Убийца рассказывает о себе, причем в письменной форме. Это дневник.

Убил. Через пять дней – в горячечном стиле – описывает свое состояние после убийства; главный мотив – забытье и объяснение себе самому, почему не записал сразу. А что – должен был записать?

Еще через день – по избавлению от лихорадки – он приступает к весьма методичному изложению событий этих дней, и знаете, в нем пробуждается беллетрист!

Ну вот навскидку.

“Лавиза Ивановна уторопленно, и с любезностью, и с достоинством, и приседая дошла до дверей. Но в дверях наскочила сзади на видного офицера с открытым свежим лицом и с превосходными смоляными бакенами…”

Ну и при чем тут повадки какой-то Лавизы Ивановны и достоинства бакенбард офицера, если собрался говорить о главном?

Зачем он создает этот текст? Зачем он пишет? И зачем он пишет так, словно заботится о читателе? У него нет и не может быть читателя, кроме него самого. Может, он намерен доказать самому себе, что он способен владеть пером? Способен замечать детали, призванные оставлять впечатление достоверности, изображать долгий диалог, снабжая прямую речь обстоятельными ремарками?

И вместе с тем изображает болезненность своего состояния, озноб, бледность, “не знаю, не помню”, того гляди в обморок упадет, сообщает о неспособности описать переживаемое, что несколько противоречит достаточно уверенному письму. “Дальше я не буду рассказывать. Одно ощущение – сумасшествие”.

А может, он и есть сумасшедший?

Это бы многое объяснило. Вот в записной книжке помеченная нотабене запись – вроде предписания для персонажа: “Во все эти шесть глав он должен писать, говорить и представляться читателю отчасти как бы не в своем уме”. И этот убийца старается. Следует инструкции. Представляется – “как бы”. Только, дорогая Евгения Львовна, никакое это не сумасшествие. Поверьте мне, я вижу. Одна симуляция.

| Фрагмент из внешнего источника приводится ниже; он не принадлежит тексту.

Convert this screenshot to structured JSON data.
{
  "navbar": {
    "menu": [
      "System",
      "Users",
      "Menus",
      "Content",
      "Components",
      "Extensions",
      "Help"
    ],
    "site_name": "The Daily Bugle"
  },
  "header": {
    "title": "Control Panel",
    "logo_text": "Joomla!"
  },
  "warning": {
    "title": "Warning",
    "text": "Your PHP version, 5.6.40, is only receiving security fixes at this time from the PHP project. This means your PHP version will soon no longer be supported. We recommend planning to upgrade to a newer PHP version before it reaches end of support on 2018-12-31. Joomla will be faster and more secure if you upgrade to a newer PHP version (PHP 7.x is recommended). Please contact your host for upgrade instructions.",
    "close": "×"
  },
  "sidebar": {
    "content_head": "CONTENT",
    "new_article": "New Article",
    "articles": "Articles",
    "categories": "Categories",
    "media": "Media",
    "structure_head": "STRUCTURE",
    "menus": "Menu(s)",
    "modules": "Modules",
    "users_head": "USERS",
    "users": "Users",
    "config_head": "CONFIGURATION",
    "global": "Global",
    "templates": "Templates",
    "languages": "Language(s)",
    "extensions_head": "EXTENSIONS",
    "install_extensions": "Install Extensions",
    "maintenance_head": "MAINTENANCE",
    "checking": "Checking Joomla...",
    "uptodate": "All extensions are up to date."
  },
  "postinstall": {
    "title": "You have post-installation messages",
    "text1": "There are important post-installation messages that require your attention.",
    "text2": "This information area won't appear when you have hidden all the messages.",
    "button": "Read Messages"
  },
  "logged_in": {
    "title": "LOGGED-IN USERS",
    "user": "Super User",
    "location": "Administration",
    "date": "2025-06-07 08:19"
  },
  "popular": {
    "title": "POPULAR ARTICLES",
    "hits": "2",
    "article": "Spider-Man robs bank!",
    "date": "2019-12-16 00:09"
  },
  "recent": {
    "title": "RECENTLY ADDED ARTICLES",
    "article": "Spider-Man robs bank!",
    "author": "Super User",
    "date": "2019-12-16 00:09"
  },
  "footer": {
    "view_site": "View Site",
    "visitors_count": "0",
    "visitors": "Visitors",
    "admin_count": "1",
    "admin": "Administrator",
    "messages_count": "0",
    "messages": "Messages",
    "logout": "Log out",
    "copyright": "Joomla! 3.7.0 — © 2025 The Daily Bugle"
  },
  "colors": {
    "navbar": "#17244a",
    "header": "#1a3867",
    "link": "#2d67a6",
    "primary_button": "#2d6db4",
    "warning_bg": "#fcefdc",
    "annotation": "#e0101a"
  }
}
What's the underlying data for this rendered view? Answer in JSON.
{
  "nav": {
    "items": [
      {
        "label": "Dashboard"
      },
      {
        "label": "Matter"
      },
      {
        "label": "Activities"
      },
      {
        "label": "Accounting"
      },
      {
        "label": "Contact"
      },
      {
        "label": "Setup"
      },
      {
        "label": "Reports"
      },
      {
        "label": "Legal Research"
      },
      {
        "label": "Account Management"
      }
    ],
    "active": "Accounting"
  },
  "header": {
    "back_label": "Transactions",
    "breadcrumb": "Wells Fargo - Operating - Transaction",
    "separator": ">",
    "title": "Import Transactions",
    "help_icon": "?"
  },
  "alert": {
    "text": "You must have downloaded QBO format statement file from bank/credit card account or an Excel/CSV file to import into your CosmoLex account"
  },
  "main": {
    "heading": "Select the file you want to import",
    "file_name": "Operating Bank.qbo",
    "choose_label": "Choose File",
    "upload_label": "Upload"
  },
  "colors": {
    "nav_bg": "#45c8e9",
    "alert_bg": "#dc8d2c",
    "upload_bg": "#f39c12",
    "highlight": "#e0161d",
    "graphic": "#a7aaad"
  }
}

Но зачем, зачем? Зачем он говорит от своего имени? (Имя, к слову, у него Василий, и он еще не Раскольников.) Зачем повествование в первом лице?

Не работает.

То, что работало в “Записках из подполья”, не работает в “повести”, ведь повествует убийца!

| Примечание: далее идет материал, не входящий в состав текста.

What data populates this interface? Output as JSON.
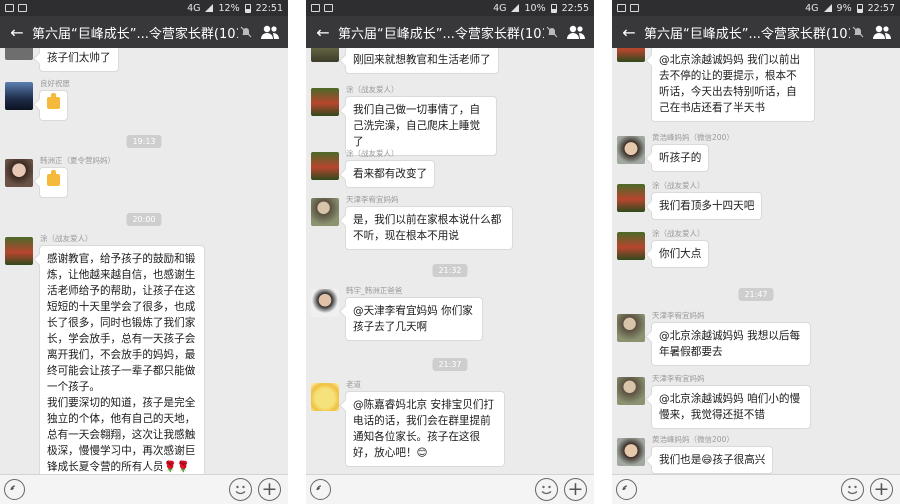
{
  "colors": {
    "titlebar": "#38383b",
    "chat_bg": "#ebebeb",
    "bubble": "#ffffff",
    "time_pill": "#cecece"
  },
  "panels": [
    {
      "status": {
        "signal": "4G",
        "battery": "12%",
        "time": "22:51"
      },
      "title": "第六届“巨峰成长”...令营家长群(101)",
      "timestamps": [
        "19:13",
        "20:00"
      ],
      "messages": [
        {
          "name": "",
          "text": "孩子们太帅了"
        },
        {
          "name": "良好祝愿",
          "text": "👍"
        },
        {
          "name": "韩洲正（夏令营妈妈）",
          "text": "👍"
        },
        {
          "name": "涂（战友爱人）",
          "text": "感谢教官，给予孩子的鼓励和锻炼，让他越来越自信，也感谢生活老师给予的帮助，让孩子在这短短的十天里学会了很多，也成长了很多，同时也锻炼了我们家长，学会放手，总有一天孩子会离开我们，不会放手的妈妈，最终可能会让孩子一辈子都只能做一个孩子。\n我们要深切的知道，孩子是完全独立的个体，他有自己的天地，总有一天会翱翔，这次让我感触极深，慢慢学习中，再次感谢巨锋成长夏令营的所有人员🌹🌹\n🌹🌹🌹"
        }
      ]
    },
    {
      "status": {
        "signal": "4G",
        "battery": "10%",
        "time": "22:55"
      },
      "title": "第六届“巨峰成长”...令营家长群(101)",
      "timestamps": [
        "21:32",
        "21:37"
      ],
      "messages": [
        {
          "name": "",
          "text": "刚回来就想教官和生活老师了"
        },
        {
          "name": "涂（战友爱人）",
          "text": "我们自己做一切事情了，自己洗完澡，自己爬床上睡觉了"
        },
        {
          "name": "涂（战友爱人）",
          "text": "看来都有改变了"
        },
        {
          "name": "天津李宥宜妈妈",
          "text": "是，我们以前在家根本说什么都不听，现在根本不用说"
        },
        {
          "name": "韩宇_韩洲正爸爸",
          "text": "@天津李宥宜妈妈 你们家孩子去了几天啊"
        },
        {
          "name": "老道",
          "text": "@陈嘉睿妈北京 安排宝贝们打电话的话，我们会在群里提前通知各位家长。孩子在这很好，放心吧！😊"
        }
      ]
    },
    {
      "status": {
        "signal": "4G",
        "battery": "9%",
        "time": "22:57"
      },
      "title": "第六届“巨峰成长”...令营家长群(101)",
      "timestamps": [
        "21:47"
      ],
      "messages": [
        {
          "name": "",
          "text": "@北京涂越诚妈妈 我们以前出去不停的让的要提示，根本不听话，今天出去特别听话，自己在书店还看了半天书"
        },
        {
          "name": "黄浩峰妈妈（微信200）",
          "text": "听孩子的"
        },
        {
          "name": "涂（战友爱人）",
          "text": "我们看顶多十四天吧"
        },
        {
          "name": "涂（战友爱人）",
          "text": "你们大点"
        },
        {
          "name": "天津李宥宜妈妈",
          "text": "@北京涂越诚妈妈 我想以后每年暑假都要去"
        },
        {
          "name": "天津李宥宜妈妈",
          "text": "@北京涂越诚妈妈 咱们小的慢慢来，我觉得还挺不错"
        },
        {
          "name": "黄浩峰妈妈（微信200）",
          "text": "我们也是😄孩子很高兴"
        }
      ]
    }
  ]
}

Не собирается же он, в самом деле, напечатать в “Русском вестнике” о своем жестоком преступлении?

Уж это точно. О бытовой стороне писательства своего героя автор позаботился больше всего. Дневник, разумеется, тайный. А тайному нужен тайник.

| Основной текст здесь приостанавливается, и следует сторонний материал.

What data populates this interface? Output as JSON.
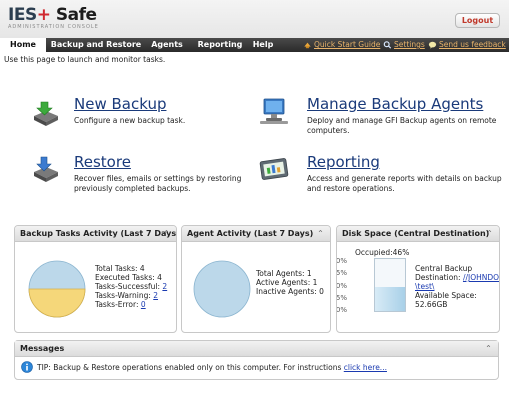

“Этих листов у меня никогда не отыщут. Подоконная доска у меня приподымается, и этого никто не знает. Она уже давно приподымалась, и я давно уже знал. В случае нужды ее можно приподнять и опять так положить, что если другой пошевелит, то и не подымет. Да и в голову не придет. Туда под подоконник я всё и спрятал. Я там два кирпича вынул…”

Смею предположить, что ФМ описывает подоконник в висбаденской гостинице, пленником которой стал. Уж очень подробно; хочется сказать – зрелищно.

Ситуация любопытная. Смотрите: убийца, в порыве внезапного авторствования, навязанного ему Достоевским, пишет и прячет в подоконнике дневниковую повесть, в ином измерении представляющую собой художественное произведение самого Достоевского. Если не менять пропорций, это равносильно тому, как если бы сам Достоевский, написав “Преступление и наказание”, спрятал бы рукопись под подоконником у себя в Столярном переулке – или хотя бы эту черновую редакцию в подоконнике висбаденского отеля, не поставив в известность Каткова…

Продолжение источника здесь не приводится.